For unstructured text without headings. Split on paragraph boundaries, targeting ~4K tokens with 500-token overlap.

### Why Overlap?

Concepts that span chunk boundaries need to appear in both chunks to be extracted. Without overlap, you lose cross-boundary knowledge.

---

## Output Modes

### Mode 1: Summary

Produces a structured summary with executive overview, key concepts, and index.

**Use for**: Quick understanding of a long document. Reading a handbook before a meeting.

### Mode 2: Knowledge Map

Produces the full knowledge map: concepts, processes, expertise patterns, temporal evolution, metaphors. Machine-readable (YAML/JSON) for downstream processing.

**Use for**: Feeding into skill creation, domain meta-skill development, or cross-document analysis.

### Mode 3: Skill Draft

Produces a SKILL.md following the skill-architect template, with the handbook's expertise encoded as decision trees, anti-patterns, and shibboleths.

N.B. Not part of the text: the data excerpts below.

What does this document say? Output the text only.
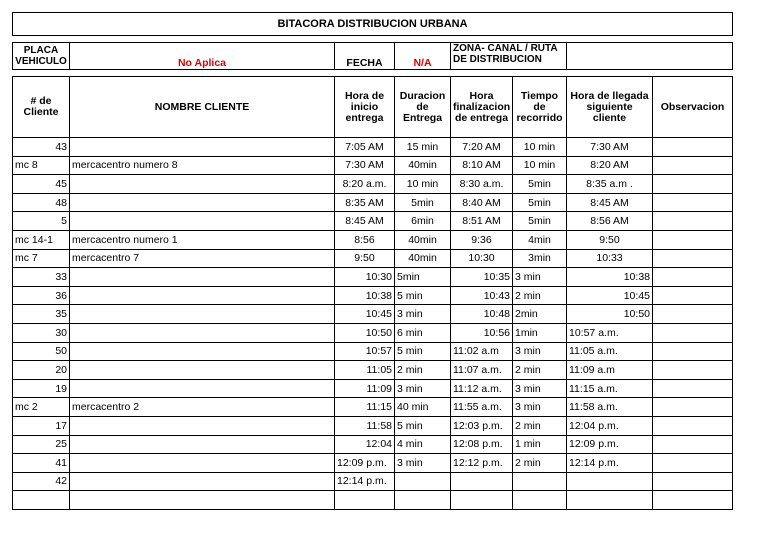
BITACORA DISTRIBUCION URBANA							

PLACA VEHICULO	No Aplica	FECHA	N/A	ZONA- CANAL / RUTA DE DISTRIBUCION			

# de Cliente	NOMBRE CLIENTE	Hora de inicio entrega	Duracion de Entrega	Hora finalizacion de entrega	Tiempo de recorrido	Hora de llegada siguiente cliente	Observacion
43		7:05 AM	15 min	7:20 AM	10 min	7:30 AM	
mc 8	mercacentro numero 8	7:30 AM	40min	8:10 AM	10 min	8:20 AM	
45		8:20 a.m.	10 min	8:30 a.m.	5min	8:35 a.m .	
48		8:35 AM	5min	8:40 AM	5min	8:45 AM	
5		8:45 AM	6min	8:51 AM	5min	8:56 AM	
mc 14-1	mercacentro numero 1	8:56	40min	9:36	4min	9:50	
mc 7	mercacentro 7	9:50	40min	10:30	3min	10:33	
33		10:30	5min	10:35	3 min	10:38	
36		10:38	5 min	10:43	2 min	10:45	
35		10:45	3 min	10:48	2min	10:50	
30		10:50	6 min	10:56	1min	10:57 a.m.	
50		10:57	5 min	11:02 a.m	3 min	11:05 a.m.	
20		11:05	2 min	11:07 a.m.	2 min	11:09 a.m	
19		11:09	3 min	11:12 a.m.	3 min	11:15 a.m.	
mc 2	mercacentro 2	11:15	40 min	11:55 a.m.	3 min	11:58 a.m.	
17		11:58	5 min	12:03 p.m.	2 min	12:04 p.m.	
25		12:04	4 min	12:08 p.m.	1 min	12:09 p.m.	
41		12:09 p.m.	3 min	12:12 p.m.	2 min	12:14 p.m.	
42		12:14 p.m.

**Use for**: Converting professional handbooks into Claude skills. The KE pipeline.

---

## Cost Model

| Document Size | Pages | Chunks | Pass 1 (Haiku) | Pass 2 (Sonnet) | Pass 3 (Opus) | Total |
|--------------|-------|--------|----------------|-----------------|---------------|-------|
| Article | 10 | 4 | $0.004 | $0.01 | — | $0.014 |
| Chapter | 30 | 10 | $0.01 | $0.02 | — | $0.03 |
| Handbook | 300 | 38 | $0.04 | $0.05 | $0.10 | $0.19 |
| Textbook | 800 | 100 | $0.10 | $0.10 | $0.10 | $0.30 |
| Encyclopedia | 2000+ | 250+ | $0.25 | $0.20 | $0.10 | $0.55 |

Processing time is dominated by the longest single Haiku call (~2-3s). With full parallelism, even a 2000-page text completes Pass 1 in under 5 seconds.

---

## Anti-Patterns

### Single-Pass Summarization
**Wrong**: Feed the entire document into one Opus call.
**Why**: Exceeds context window, or attention dilution produces weak extraction on such long input.
**Right**: Hierarchical multi-pass. Cheap parallel extraction → expensive synthesis.

### Summarization Without Structure
**Wrong**: Produce a 2-paragraph prose summary of a 300-page handbook.
**Why**: The structure IS the knowledge. A flat summary loses the decision trees, failure patterns, and temporal evolution that make skills valuable.
**Right**: Structured knowledge map with indexed access back to source sections.

### Skipping Overlap
**Wrong**: Chunk on hard boundaries with no overlap.
**Why**: Cross-boundary concepts get split and lost.
**Right**: 500-token overlap between chunks. Each chunk includes the tail of the previous chunk.

### Ignoring Source Traceability
**Wrong**: Produce extractions without tracking which chunk they came from.
**Why**: When a claim seems wrong, you need to verify it against the source. Without traceability, you can't.
**Right**: Every extraction carries a `chunk_id` linking back to the original text segment.